Interrogé par Étienne Pépin, Mgr Matthieu Rougé explique : "Ça veut dire qu’entre l’humanité et la responsabilité, il y a un chemin de crête à suivre et que pour suivre ce chemin de crête de manière efficace et féconde aujourd’hui, il faut de la créativité politique : trouver des nouvelles manières de travailler avec les pays d’origine, de comprendre les manières d’accueil, d’intégration… Il ne suffit pas dans ce domaine-là de brandir des slogans quels qu’ils soient."
"Auprès des catholiques militants, il n’y a pas d’attente particulière à l’égard de ce texte", observe le sociologue spécialiste du catholicisme, Yann raison du Cleuziou, maître de conférences en sciences politiques à l’université de Bordeaux. "Je vois que les catholiques très militants sont plutôt attentifs aux évaluations des programmes qui sont produites par des organisations catholiques comme les AFC [Associations familiales catholiques] ou par des organisations proches du catholicisme, comme Alliance Vita ou la fondation Liberté politique."

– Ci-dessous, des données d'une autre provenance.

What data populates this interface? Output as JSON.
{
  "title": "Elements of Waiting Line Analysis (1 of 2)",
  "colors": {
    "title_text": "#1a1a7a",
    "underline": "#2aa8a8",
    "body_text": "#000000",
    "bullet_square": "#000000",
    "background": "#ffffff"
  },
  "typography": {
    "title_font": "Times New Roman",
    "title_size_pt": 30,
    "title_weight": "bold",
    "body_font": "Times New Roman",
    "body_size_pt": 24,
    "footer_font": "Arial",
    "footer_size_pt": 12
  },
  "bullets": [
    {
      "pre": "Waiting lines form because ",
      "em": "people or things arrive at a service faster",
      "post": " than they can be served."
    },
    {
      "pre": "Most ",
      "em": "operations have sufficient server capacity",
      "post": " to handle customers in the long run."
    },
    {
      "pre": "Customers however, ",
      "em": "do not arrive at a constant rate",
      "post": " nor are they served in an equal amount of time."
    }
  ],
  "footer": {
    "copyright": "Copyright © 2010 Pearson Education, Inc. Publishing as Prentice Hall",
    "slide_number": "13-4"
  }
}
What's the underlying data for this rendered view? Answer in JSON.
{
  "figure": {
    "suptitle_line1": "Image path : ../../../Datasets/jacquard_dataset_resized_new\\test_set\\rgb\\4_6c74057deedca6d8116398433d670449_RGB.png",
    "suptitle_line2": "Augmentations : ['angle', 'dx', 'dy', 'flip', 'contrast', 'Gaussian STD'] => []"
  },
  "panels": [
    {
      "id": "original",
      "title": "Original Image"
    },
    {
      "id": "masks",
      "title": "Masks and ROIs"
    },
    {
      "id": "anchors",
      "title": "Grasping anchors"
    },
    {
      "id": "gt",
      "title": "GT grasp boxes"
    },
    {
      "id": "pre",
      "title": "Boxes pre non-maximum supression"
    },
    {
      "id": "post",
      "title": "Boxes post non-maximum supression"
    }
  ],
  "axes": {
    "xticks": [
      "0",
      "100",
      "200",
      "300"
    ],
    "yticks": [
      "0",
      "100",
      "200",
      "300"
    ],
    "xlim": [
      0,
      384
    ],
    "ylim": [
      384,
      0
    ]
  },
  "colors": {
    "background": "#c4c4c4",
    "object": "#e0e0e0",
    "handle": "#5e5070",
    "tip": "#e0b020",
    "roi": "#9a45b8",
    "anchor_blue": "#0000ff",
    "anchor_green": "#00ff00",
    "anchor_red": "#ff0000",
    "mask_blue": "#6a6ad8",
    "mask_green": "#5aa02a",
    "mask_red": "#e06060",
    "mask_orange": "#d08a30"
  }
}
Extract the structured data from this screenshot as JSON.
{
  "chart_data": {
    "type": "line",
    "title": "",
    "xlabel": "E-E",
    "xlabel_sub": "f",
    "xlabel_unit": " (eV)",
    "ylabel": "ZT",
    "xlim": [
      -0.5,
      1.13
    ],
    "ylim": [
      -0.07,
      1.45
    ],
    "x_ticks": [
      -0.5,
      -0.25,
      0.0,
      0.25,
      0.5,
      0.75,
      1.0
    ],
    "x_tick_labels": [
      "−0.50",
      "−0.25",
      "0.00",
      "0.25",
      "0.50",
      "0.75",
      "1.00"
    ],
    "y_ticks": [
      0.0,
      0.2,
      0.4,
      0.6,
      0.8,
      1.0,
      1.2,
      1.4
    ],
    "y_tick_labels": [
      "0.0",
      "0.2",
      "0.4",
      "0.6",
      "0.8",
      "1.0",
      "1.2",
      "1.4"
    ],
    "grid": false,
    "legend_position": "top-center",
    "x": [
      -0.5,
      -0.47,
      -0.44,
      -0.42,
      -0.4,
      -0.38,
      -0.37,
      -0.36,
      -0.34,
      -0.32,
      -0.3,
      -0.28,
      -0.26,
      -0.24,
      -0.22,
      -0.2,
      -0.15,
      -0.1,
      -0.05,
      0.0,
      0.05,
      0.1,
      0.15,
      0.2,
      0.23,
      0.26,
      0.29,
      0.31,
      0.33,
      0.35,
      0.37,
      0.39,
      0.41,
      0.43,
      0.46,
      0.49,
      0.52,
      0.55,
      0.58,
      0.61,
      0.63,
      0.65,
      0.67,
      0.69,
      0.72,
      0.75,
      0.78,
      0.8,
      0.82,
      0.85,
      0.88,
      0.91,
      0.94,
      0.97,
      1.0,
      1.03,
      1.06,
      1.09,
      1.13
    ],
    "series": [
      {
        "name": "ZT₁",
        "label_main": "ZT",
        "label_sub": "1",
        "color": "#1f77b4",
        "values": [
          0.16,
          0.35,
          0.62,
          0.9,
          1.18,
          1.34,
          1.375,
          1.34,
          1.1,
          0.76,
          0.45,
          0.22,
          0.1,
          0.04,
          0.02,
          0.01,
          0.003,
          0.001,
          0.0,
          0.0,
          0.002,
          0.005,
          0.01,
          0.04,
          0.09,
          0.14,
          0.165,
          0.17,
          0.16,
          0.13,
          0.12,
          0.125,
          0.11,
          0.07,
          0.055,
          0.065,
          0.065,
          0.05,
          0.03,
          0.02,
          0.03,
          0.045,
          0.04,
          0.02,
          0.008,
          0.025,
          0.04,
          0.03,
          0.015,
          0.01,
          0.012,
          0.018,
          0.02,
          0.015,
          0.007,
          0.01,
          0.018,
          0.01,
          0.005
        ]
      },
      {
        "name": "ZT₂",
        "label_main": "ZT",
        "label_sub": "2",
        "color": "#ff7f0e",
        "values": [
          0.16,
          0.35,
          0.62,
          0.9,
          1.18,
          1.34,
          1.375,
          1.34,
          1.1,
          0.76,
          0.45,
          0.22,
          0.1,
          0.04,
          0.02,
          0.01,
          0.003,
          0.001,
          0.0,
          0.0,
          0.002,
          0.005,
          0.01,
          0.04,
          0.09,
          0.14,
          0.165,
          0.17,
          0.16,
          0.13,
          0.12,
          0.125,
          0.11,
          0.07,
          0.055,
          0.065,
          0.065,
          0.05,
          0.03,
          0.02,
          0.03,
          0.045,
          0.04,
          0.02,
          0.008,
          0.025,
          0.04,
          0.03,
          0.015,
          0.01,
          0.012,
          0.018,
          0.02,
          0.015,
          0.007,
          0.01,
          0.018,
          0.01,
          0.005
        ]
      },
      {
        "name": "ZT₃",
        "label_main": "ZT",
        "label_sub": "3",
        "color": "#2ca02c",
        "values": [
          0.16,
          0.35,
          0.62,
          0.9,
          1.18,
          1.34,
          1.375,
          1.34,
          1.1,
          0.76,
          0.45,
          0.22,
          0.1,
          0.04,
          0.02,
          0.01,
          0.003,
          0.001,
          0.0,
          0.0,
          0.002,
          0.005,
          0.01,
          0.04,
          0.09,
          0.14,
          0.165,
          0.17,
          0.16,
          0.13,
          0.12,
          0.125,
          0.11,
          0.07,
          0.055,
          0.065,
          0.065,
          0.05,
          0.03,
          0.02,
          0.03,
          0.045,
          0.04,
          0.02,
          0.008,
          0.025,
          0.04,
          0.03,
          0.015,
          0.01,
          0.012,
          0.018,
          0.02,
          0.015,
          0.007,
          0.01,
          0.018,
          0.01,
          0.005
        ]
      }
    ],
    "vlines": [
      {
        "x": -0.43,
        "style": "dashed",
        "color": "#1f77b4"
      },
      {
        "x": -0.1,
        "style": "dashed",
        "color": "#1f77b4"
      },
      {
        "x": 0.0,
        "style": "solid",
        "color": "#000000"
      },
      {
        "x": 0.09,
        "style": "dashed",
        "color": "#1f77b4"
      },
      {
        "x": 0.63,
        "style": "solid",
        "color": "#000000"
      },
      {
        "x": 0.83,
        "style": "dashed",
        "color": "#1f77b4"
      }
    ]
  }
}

Le document épiscopal répond selon le sociologue à un enjeu de communication. "Les évêques ont subi beaucoup de crises dernièrement, avec le rapport de la Ciase entre autres. Je pense qu’il est important pour eux de montrer qu’ils se veulent des partenaires de la société, des partenaires d’une construction positive de la société et que c’est important de ne pas communiquer dans l’espace public uniquement lorsqu’il y a une crise qui frappe l’Église catholique."